I am curious, though, about how you ended up with the results you showed just above your “To be more specific…” heading. Did you get that from my mergevars plugin, or the community.general.merge_variables plugin, or something else? (You can direct message me if we’re straying too far off-topic, but that does look like a bug that I’d like to fix.)

1 Like

Yes I’ve got that weird output from community.general.merge_variables when combined with | sort | unique like this:

"{{ lookup('community.general.merge_variables', 'ansible_common_', pattern_type='prefix') | sort | unique }}"

But that plugin is maybe not quite ready for that and what you were talking about before was your mergevars plugin which might have slightly different behavior.

Anyway when I remove those | sort | unique the output is more or les what I want (I know it might not be unique and might have dupes if same stuff is defined on more than one place, which should not happen).

But what are you trying to sort here?
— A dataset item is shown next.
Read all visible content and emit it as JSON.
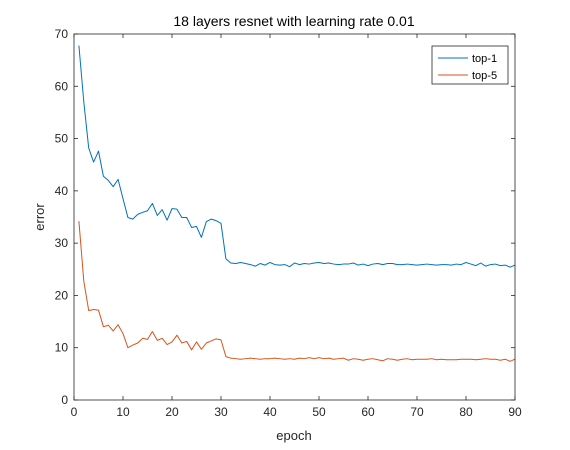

The order of ansible_common_* variables before they are merged?

sort is maybe not so important but unique would be useful… to make merge a bit more “fail proof”.

Can you elaborate? Variables are always unique because they are overridden. Multiple variables with same name are going to be collapsed to a single variable based on variable Ansible precedence rules. Dicts keys are also unique.

But I’m also wondering in your example:

sssd_allow_groups: "{{ lookup('mergevars', 'sssd_allow_groups_default', regex='^sssd_allow_groups_') | sort | unique }}"

Why you initialize with sssd_allow_groups_default and this you are merging with regex='^sssd_allow_groups_'? Would not be sssd_allow_groups_default also matched with regex? But maybe it’s not problem in your workflow or you get rid of it using that unique thing.

Yes… I have among key: value pairs also key: dict_value pairs, those ssh_keys and if I accidentally define same key in group_vars, and than host_vars, I end up with an output like this:

TASK [ansible : Debug merge] *********************************************************************************************
ok: [ansible-testing-1] => {
    "ansible_common": {
        "home": "/var/lib/ansible",
        "ssh_keys": [
            "ssh-ed25519 AAAAC3NzaC1lZDI1NTE5AAAAIJA6YzPY5j2lrHD/dbCnnu4mmD5p8lr79omYSBtbWsBh igielskv@icloud.com",
            "ssh-ed25519 AAAAC3NzaC1lZDI1NTE5AAAAICPUx75bIDUQquaYStRxMwid4itArEKG8ANWe4P7ATY9 vladislav.igielski@logicworks.cz",
            "ssh-ed25519 AAAAC3NzaC1lZDI1NTE5AAAAIJA6YzPY5j2lrHD/dbCnnu4mmD5p8lr79omYSBtbWsBh igielskv@icloud.com"
        ],
        "ssh_keys_removed": [],
        "ssh_max_startups": "10:30:100"
    }
}

U see there I have same ssh key twice from two different places, it’s not really desired outcome.

I can see now. Then this means you have a third variable you have not mentioned? You have one in role defaults, one in group_vars, the extra third ssh key must be coming from a third variable.